We know that our bodies have their own defence mechanism against invading microbes (pathogens such as bacteria and viruses). This defence mechanism is in the form of antibodies, which are proteins (long chains of amino acids) — the antibodies destroy the pathogens, or, at least, most of the time. This defence mechanism is strengthened by man-made drugs — antibiotics — which kill bacteria (not viruses).
However, the pathogens are smart. Over time, they have developed resistance to drugs. This antimicrobial drug resistance (ADR) is now so serious that it has come to be recognised as a major killer. Take, for example, the tuberculosis-causing Mycobacterium tuberculosis, which is proving to be too slippery for the TB vaccine Bacillus Calmette Guérin, or BCG. Some research papers say that about 700,000 people die annually because of ADR; this number is estimated to swell to 10 million by 2050.
What’s the solution?
Scientists are now turning to a less-recognised line of defence known as ‘antimicrobial peptides’, or AMPs. Peptides are small chains of amino acids. AMPs are produced by human bodies, as also other living beings. Today, about 5,000 AMPs are known, catalogued. AMPs are proving to be smarter than invading pathogens (at least for now). The pathogens enter healthy cells and use the chemicals to multiply, destroying the cells in the process. AMPs attach themselves to cell membranes of bacteria or virus and prevent them from entering healthy cells. This happens because the cell walls of pathogens are negatively charged, whereas AMPs are positively charged — the attraction between unlike charges enables AMPs to cling to the membranes.
“The use of antimicrobial peptides (AMPs) provides an attractive solution to combat the problem of antimicrobial resistance,” says a December 2022 research paper authored by scientists from Guru Granth Sahib World University, Punjab, and Amity Institute of Biotechnology, Rajasthan, and published in the magazine Microbiological Research. “These peptides are effective, broad-spectrum antimicrobials that establish themselves as new therapeutic agents, and hold potential to kill gram-negative and gram-positive bacteria, fungi, enclosed viruses, and even mutated or malignant cells,” the authors say.
The point to note is, unlike antibiotics, AMPs are effective against viruses too. There is recent evidence that several AMPs of human, insect and plant origin work against a broad range of viruses, says the paper, which indeed was about the potential of AMPs to fight Covid-19.
Amir Pandi et al of multiple German research institutions note in a paper awaiting peer review that, despite the looming threat of ADR pathogens, there is not enough research on developing antimicrobial drugs. “While more than 4,000 immuno-oncology compounds were in clinical trials in 2021, only 40 antimicrobials (of which none is active against multi-drug resistant gram-negative bacteria) were subjected to clinical studies, highlighting the urgent need to increase the development of novel antimicrobial compounds,” the paper says.
Well, the world will turn to AMPs, which are described as “next-generation antimicrobials”. But the problem is, how to produce AMPs.
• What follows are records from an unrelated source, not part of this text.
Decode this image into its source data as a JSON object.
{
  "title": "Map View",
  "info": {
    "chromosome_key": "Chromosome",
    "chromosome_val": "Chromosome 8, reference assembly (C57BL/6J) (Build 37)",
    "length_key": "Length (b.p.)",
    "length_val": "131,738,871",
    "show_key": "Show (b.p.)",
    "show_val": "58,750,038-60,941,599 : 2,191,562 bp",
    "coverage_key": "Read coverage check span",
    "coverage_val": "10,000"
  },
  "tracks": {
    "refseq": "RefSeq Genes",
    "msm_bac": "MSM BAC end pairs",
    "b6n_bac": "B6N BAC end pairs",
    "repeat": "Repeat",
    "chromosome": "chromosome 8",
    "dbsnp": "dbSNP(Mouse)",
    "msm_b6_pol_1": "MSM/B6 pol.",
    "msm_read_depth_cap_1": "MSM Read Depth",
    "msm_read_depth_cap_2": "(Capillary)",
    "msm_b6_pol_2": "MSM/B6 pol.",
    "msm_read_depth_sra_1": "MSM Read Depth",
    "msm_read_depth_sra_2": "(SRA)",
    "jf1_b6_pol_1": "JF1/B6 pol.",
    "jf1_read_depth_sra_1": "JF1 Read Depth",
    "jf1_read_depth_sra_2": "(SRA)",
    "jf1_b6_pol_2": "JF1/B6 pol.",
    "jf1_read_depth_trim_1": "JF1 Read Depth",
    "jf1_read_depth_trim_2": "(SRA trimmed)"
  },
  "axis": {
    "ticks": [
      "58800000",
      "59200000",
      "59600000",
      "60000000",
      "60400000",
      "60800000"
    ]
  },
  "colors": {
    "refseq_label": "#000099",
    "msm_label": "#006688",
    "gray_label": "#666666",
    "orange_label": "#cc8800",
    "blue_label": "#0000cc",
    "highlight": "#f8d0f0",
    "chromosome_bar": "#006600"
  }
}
It is possible to chemically synthesise AMPs. Another option is to take the DNA in organisms and coax it to produce the peptides. But both are time-consuming, costly and with no guaranteed output.
The German researchers have reported a novel method, called ‘cell-free protein synthesis’ (CFPS), which involves in-vitro transcription (making RNA from DNA) and translation (making peptides from RNA). In other words, the peptides are made outside living cells.
This method, the scientists say in the paper, “can help overcome potential cellular toxicity effects, and open up the way for rapid, small-scale production of several hundreds of peptides from linear DNA in parallel.”
Describing the research, the paper says, “We combined deep learning and CFPS for de novo-design, rapid production and screening of AMPs at small scale within 24 hours, and less than $10 per individual AMP production assay (excluding cost for the DNA fragment).”
Having explored around 500,000 theoretical sequences, the researchers screened 500 AMP candidates to identify 30 functional AMPs, which are completely unrelated to natural sequences. Six of these AMPs “exhibited high antimicrobial activity against multidrug-resistant pathogens, showed no emergence of resistance and only minimal toxicity on human cells.”
AMPs are still in the realm of R&D, but show promise. Dr Subramanian Swaminathan, Director–Infectious Diseases, Gleneagles Global Health City, Chennai, feels Indian industry should undertake more research into this “exciting area”. Swaminathan told Quantum that with the sole exception of enfuvirtide, for HIV infections, there is no AMP drug in the market yet. He observed that good work is on at public research labs, but not much in pharma industry. In 2019, Indian Institute of Science, Bengaluru, and MS Ramaiah Medical College came up with a peptide, named Omega76, against the ESKAPE family of bacteria, but there has not been much progress since.
Swaminathan observed that industry tended to ignore the anti-microbial segment because it is return-negative. As a result, the problem is growing bigger. AMPs can be a solution. However, there is need for proper clinical trials, he cautions. After all, these are biological products and there will be long-term consequences, both intended and unintended.